Another year, another disaster at the Federal Emergency Management Agency.
The federal agency known for botching disaster relief accidentally overpaid upwards of $177 million to hurricane victims that could have instead been covered by their personal insurance.
That’s according to a new report by the Department of Homeland Security’s Inspector General, which reviewed disaster relief payments made by FEMA between 2004 and 2005 to victims of Hurricane Katrina and Hurricane Wilma.
During that time period, the federal government handed out a total of about $4.4 billion in assistance. The auditors said the agency did an “inadequate” job of evaluating who was eligible to receive funds. The agency did not check who was covered by their personal insurance -- a mistake that is costing taxpayers nearly $200 million in unnecessary expenses.

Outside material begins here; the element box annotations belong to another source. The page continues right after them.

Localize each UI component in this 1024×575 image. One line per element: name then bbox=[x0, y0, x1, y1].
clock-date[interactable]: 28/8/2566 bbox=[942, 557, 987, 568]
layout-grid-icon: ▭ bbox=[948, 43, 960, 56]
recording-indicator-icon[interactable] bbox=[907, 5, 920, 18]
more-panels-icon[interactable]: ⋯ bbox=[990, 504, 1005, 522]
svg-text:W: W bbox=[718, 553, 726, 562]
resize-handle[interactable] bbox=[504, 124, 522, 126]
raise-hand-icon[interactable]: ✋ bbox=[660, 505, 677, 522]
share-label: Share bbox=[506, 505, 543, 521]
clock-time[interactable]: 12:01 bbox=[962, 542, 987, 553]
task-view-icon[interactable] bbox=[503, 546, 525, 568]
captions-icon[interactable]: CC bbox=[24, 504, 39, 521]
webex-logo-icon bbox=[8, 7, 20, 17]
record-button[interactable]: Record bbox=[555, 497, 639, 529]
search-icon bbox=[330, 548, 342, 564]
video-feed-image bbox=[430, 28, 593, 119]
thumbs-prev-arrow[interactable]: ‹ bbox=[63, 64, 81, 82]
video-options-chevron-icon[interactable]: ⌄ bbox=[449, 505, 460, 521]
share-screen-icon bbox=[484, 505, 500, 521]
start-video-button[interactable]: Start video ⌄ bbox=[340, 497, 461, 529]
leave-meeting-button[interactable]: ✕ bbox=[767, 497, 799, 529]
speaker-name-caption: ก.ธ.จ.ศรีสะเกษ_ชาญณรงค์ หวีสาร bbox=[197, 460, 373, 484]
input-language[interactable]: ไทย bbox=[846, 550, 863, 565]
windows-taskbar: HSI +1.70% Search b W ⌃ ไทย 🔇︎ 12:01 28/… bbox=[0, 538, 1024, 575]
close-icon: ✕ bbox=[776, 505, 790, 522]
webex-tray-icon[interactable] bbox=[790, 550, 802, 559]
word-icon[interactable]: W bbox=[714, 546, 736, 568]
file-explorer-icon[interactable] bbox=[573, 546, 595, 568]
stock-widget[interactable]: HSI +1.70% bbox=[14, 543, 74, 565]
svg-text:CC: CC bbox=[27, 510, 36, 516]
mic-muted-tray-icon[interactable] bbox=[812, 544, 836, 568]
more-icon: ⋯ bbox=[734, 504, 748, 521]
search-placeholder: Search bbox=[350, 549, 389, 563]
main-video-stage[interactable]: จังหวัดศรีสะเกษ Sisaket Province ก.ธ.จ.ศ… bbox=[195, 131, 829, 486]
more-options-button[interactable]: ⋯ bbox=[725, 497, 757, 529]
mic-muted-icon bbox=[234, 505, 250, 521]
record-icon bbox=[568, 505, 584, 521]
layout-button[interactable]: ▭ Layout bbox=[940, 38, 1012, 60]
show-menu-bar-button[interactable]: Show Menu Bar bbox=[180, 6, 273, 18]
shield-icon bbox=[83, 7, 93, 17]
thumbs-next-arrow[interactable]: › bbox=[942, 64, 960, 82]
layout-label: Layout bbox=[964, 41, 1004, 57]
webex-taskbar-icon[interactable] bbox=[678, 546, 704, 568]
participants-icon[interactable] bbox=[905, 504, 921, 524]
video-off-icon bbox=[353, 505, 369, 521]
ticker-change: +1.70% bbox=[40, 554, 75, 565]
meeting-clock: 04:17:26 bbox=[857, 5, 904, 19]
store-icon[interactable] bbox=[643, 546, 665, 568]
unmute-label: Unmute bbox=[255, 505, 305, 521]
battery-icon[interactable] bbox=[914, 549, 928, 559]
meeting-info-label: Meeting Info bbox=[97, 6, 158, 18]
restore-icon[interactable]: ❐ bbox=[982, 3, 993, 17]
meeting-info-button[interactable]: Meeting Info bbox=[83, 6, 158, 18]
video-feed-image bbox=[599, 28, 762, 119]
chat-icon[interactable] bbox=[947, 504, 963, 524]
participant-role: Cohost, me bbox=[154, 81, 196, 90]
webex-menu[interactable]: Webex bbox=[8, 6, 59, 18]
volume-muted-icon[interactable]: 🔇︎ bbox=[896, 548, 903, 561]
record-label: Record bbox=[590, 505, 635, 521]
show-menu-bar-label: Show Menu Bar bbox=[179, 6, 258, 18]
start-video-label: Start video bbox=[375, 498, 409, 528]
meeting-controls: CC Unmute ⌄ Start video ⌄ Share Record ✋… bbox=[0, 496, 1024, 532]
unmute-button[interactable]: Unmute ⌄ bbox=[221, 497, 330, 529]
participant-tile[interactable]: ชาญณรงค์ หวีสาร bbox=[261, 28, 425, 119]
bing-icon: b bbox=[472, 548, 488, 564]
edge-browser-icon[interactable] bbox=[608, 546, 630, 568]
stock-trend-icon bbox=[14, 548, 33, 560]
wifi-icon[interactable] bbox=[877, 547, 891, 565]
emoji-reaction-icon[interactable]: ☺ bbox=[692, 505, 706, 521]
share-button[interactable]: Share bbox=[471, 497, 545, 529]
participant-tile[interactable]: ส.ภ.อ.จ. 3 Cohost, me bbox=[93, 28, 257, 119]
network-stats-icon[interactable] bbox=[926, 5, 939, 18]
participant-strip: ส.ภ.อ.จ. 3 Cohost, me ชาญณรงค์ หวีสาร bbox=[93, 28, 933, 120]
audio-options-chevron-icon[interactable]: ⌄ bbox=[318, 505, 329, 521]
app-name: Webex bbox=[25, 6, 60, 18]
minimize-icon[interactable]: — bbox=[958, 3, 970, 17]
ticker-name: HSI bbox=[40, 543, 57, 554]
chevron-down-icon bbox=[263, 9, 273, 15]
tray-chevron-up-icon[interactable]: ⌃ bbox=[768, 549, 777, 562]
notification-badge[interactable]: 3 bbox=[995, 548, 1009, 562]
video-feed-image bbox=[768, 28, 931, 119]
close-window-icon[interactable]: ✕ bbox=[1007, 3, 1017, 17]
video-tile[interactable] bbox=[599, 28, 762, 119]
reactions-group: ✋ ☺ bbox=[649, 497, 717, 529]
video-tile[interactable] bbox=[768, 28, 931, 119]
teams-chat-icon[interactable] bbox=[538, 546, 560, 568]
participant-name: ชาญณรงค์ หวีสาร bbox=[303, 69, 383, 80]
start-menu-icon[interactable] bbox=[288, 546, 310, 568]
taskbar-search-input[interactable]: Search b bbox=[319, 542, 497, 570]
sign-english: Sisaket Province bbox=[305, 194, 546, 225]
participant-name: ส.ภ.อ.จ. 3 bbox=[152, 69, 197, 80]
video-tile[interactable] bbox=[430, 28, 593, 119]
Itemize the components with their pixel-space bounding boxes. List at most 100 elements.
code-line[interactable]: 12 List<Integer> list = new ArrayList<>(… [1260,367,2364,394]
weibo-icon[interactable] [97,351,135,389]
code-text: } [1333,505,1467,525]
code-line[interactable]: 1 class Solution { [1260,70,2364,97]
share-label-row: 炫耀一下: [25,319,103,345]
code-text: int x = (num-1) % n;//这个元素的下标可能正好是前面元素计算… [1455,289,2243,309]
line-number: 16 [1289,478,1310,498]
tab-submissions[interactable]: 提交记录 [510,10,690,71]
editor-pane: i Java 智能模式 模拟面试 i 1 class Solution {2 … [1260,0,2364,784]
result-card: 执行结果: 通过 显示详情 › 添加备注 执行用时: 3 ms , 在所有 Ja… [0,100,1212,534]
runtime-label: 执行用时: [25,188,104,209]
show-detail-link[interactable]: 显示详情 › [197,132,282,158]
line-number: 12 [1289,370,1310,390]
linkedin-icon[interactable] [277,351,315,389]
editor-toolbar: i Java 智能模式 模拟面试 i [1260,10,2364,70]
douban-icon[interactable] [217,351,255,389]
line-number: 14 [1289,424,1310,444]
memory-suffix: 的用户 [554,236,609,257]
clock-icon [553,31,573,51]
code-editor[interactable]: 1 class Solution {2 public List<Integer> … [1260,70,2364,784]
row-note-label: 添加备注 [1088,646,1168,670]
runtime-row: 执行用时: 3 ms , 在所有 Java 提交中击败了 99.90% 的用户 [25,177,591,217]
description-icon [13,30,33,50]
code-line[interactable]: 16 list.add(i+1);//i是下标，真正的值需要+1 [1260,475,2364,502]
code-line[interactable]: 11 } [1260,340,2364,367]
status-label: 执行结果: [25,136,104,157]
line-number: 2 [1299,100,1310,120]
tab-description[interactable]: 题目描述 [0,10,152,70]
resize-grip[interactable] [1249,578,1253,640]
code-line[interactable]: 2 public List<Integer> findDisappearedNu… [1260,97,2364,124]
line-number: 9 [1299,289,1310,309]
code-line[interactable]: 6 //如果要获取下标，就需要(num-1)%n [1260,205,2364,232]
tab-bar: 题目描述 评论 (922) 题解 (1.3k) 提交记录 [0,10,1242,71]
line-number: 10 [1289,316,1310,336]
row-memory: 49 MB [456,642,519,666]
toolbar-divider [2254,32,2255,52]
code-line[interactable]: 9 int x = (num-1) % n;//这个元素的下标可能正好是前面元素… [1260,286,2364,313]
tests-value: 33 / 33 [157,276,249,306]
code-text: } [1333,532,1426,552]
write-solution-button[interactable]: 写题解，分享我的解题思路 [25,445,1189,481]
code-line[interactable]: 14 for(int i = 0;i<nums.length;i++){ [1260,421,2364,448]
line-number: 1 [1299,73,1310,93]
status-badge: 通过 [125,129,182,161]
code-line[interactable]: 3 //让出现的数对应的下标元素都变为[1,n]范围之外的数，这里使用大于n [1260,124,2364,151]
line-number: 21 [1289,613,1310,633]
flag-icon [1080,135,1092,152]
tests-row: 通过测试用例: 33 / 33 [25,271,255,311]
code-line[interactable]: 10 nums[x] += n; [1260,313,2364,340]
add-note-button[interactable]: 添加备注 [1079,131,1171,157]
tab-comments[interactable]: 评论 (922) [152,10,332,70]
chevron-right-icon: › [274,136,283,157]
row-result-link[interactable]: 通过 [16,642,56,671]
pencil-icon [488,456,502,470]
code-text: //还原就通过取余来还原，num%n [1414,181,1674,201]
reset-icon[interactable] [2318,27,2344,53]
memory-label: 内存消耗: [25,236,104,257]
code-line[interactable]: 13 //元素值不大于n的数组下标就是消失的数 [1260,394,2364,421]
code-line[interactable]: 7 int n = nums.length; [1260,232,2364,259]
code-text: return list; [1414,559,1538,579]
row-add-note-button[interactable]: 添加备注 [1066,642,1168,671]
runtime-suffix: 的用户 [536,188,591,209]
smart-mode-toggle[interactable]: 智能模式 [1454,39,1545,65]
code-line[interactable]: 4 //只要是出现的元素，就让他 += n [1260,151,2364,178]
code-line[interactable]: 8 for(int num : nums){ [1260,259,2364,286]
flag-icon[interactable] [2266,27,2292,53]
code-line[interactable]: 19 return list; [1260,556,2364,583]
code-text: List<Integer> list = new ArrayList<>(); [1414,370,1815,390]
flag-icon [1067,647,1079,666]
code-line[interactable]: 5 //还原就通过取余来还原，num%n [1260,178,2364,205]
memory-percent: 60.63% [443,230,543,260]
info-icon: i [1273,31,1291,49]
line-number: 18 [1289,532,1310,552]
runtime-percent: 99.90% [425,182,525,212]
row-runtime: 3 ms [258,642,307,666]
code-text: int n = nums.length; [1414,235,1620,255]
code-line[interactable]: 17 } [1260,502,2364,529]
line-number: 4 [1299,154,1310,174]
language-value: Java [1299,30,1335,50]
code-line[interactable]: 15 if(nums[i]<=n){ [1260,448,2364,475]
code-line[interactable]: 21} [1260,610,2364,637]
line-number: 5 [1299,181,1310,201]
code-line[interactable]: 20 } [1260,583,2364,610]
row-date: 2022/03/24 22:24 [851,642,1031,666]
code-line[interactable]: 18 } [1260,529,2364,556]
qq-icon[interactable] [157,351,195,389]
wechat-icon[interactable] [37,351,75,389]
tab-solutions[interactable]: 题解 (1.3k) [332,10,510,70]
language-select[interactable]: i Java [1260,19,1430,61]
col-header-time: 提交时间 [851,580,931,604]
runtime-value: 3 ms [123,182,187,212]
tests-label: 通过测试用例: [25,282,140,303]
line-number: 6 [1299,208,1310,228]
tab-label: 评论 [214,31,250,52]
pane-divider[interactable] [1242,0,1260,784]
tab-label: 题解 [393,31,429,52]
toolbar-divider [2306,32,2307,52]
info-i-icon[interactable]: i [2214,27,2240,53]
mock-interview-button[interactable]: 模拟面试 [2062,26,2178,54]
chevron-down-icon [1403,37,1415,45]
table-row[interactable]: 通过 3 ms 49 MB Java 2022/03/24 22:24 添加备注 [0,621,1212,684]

What’s worse—the IG said that FEMA knew about these deficiencies in its insurance review process but did not correct them. Since 2010, the auditors said the agency was aware of “potentially significant issues with insurance adjustments relating to disaster assistance in 2004 and 2005."
The auditors suggest that FEMA tries to recoup the funds, though it may be difficult given how long ago the payments were made.
FEMA is already trying to recoup other funds from Hurricane Katrina that were misused or abused. Earlier this year, the auditors found that $4.7 million in federal grants given to Hancock County, Mississippi have either not been used appropriately or not been used at all. The agency severely botched disaster relief during Hurricane Katrina, erroneously handing out millions in disaster relief to the wrong people. Several years after the storm, FEMA asked recipients of the money to return it to the government—long after it had been spent.
The same thing happened during Hurricane Sandy in 2012. Now the agency is again in the complicated process of trying to recoup around $5.8 million dollars that it paid accidentally to people more than two years ago.